The mass flow rate of smoke entering the smoke layer can usually be reduced by changes to (c) and (d). The length of the line plume can be controlled with the use of channeling screens.
[prCEN/TR 12101-5 2006 Pg 42]
Although the use of smoke baffles as indicated provide the designer with efficient control of the smoke plume, consideration needs to be given to the manner in which the smoke travels from one level of the mall to the other. Assuming the penetration is a 30m × 5m rectangle, a perimeter of 70m is available to the smoke to encourage entrainment. The longer the length of the entrainment edge, the larger the extraction rate required to maintain the desired clear layer in the occupied space.
Figure 6: Double-volume mall’s lower level using smoke channels.
Figure 6 graphically represents the smoke pattern on the upper level of the mall, showing the clear advantages in the using of smoke channelling screens. The perimeter of the spill edge is drastically reduced, subsequently the reduction in the extraction rate. The other advantage from Figure 6 is the reduced area of contamination if the smoke is kept directly within the space of the shop that is experiencing the fire. There is good access for firefighters to attend to the fire. The volume of smoke rising to the level above is controlled, limiting the unnecessary cooling of the smoke. Besides reducing buoyancy, the lower volume also limits the potential for unnecessary smoke spread.
Figure 7: Sectional view through the mall.

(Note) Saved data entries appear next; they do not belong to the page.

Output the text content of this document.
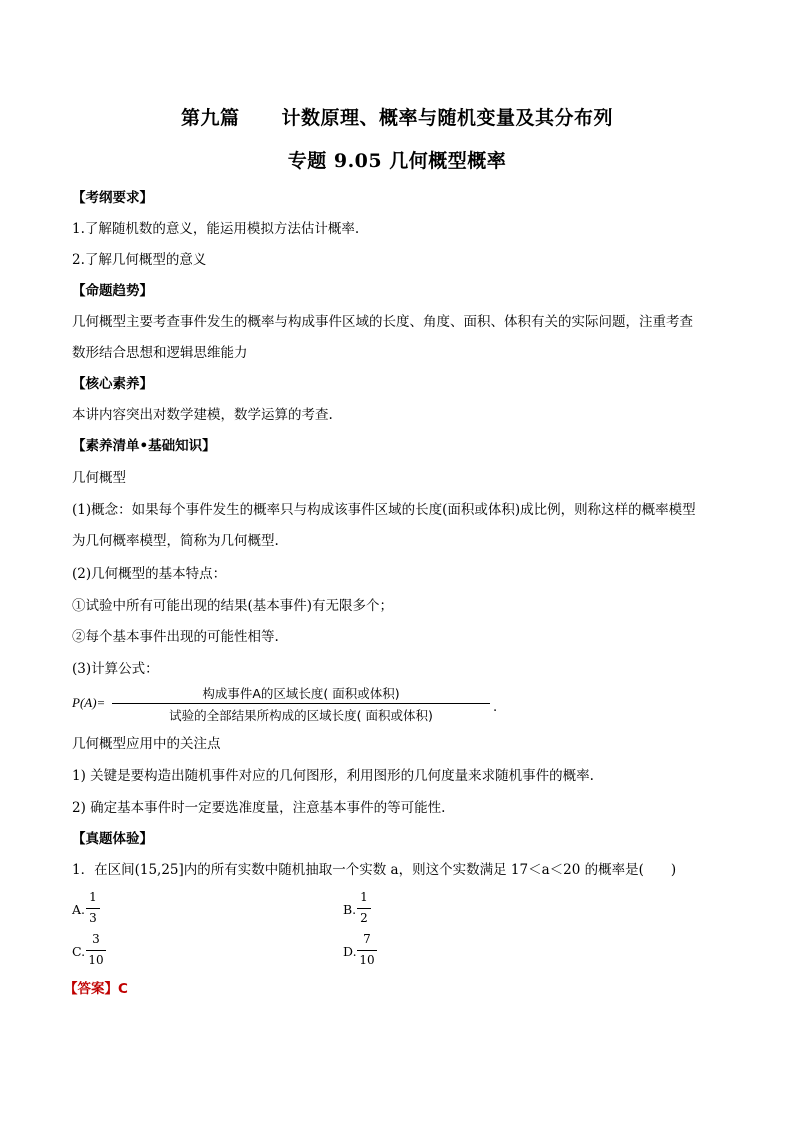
第九篇 计数原理、概率与随机变量及其分布列
专题 9.05 几何概型概率
【考纲要求】
1.了解随机数的意义，能运用模拟方法估计概率.
2.了解几何概型的意义
【命题趋势】
几何概型主要考查事件发生的概率与构成事件区域的长度、角度、面积、体积有关的实际问题，注重考查
数形结合思想和逻辑思维能力
【核心素养】
本讲内容突出对数学建模，数学运算的考查.
【素养清单•基础知识】
几何概型
(1)概念：如果每个事件发生的概率只与构成该事件区域的长度(面积或体积)成比例，则称这样的概率模型
为几何概率模型，简称为几何概型.
(2)几何概型的基本特点：
①试验中所有可能出现的结果(基本事件)有无限多个；
②每个基本事件出现的可能性相等.
(3)计算公式：
P(A)=
构成事件A的区域长度( 面积或体积)
试验的全部结果所构成的区域长度( 面积或体积)
.
几何概型应用中的关注点
1) 关键是要构造出随机事件对应的几何图形，利用图形的几何度量来求随机事件的概率.
2) 确定基本事件时一定要选准度量，注意基本事件的等可能性.
【真题体验】
1．在区间(15,25]内的所有实数中随机抽取一个实数 a，则这个实数满足 17＜a＜20 的概率是(　　)
A.
1
3
B.
1
2
C.
3
10
D.
7
10
【答案】C
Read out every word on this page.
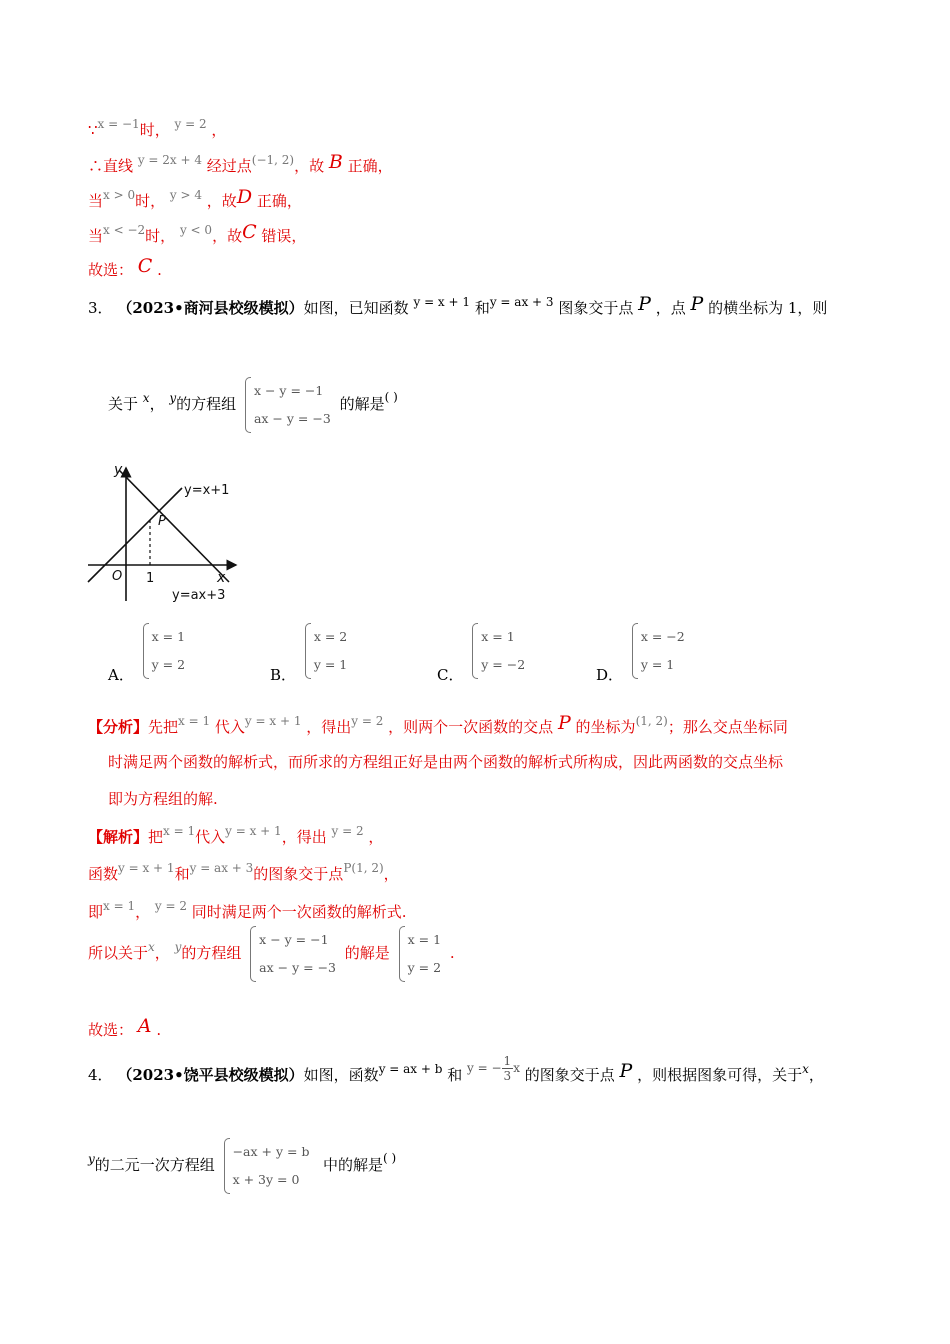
∵$^{x = -1}$时， $^{y = 2}$ ，
∴直线 $^{y = 2x + 4}$ 经过点$^{(-1, 2)}$，故 B 正确，
当$^{x > 0}$时， $^{y > 4}$ ，故D 正确，
当$^{x < -2}$时， $^{y < 0}$，故C 错误，
故选： C .
3． （2023•商河县校级模拟）如图，已知函数 $^{y = x + 1}$ 和$^{y = ax + 3}$ 图象交于点 P ，点 P 的横坐标为 1，则
关于 $^x$， $^y$的方程组
x − y = −1
ax − y = −3
的解是( )
y
x
O 1
P
y=x+1
y=ax+3
A．
x = 1
y = 2
B．
x = 2
y = 1
C．
x = 1
y = −2
D．
x = −2
y = 1
【分析】先把$^{x = 1}$ 代入$^{y = x + 1}$ ，得出$^{y = 2}$ ，则两个一次函数的交点 P 的坐标为$^{(1, 2)}$；那么交点坐标同
时满足两个函数的解析式，而所求的方程组正好是由两个函数的解析式所构成，因此两函数的交点坐标
即为方程组的解.
【解析】把$^{x = 1}$代入$^{y = x + 1}$，得出 $^{y = 2}$ ，
函数$^{y = x + 1}$和$^{y = ax + 3}$的图象交于点$^{P(1, 2)}$，
即$^{x = 1}$， $^{y = 2}$ 同时满足两个一次函数的解析式.
所以关于$^x$， $^y$的方程组
x − y = −1
ax − y = −3
的解是
x = 1
y = 2
.
故选： A .
4． （2023•饶平县校级模拟）如图，函数$^{y = ax + b}$ 和 $^{y = - \frac{1}{3} x}$ 的图象交于点 P ，则根据图象可得，关于$^x$，
$^y$的二元一次方程组
−ax + y = b
x + 3y = 0
中的解是( )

Figure 7 indicates the effect that channelling screens have in a smoke control system in reducing the volume of smoke spilled into the mall.
Figure 8: Sectional view through the mall (mathematically speaking).
Figure 8 indicates the mathematical impact on the smoke extraction volumes without channelling screens. I am wary that a number published here will force thinking around an extraction rate; however, I do not wish to print values that can become rule of thumb. It is important to run dedicated calculations for each smoke ventilation system. A conservative approach in a standard two-level shopping mall would be to assume an extraction rate to maintain a clear layer of 3.5m on the upper level. Should the fire occur on the lower level, it would be approximately 75m3/s. This excludes any consideration for the entrainment experienced:
- breaking through the shop front (75m3/s ×2 = 150m3/s);
- passing through the penetration in the floor slab (150m3/s ×2 = 300m3/s);
Cautionary note: Do not correct density and temperature when selecting fans. All corrections are included when calculating this figure in the smoke calculations. Smart engineering on fan selection without understanding the calculation fundamentals is extremely dangerous. |
In conclusion, the savings experienced to the project by using smoke channelling screens are:
- Reduced number of high-temperature smoke extraction fans, cable lengths, control panels, and the size of the standby generator requirements.
- Smaller motor selections, which reduce cable size and control panel cost.
- Reduced replacement air intake.
- Lower replacement air velocity through occupied spaces.
- Quicker installation time.
- Less penetrations through the building façade.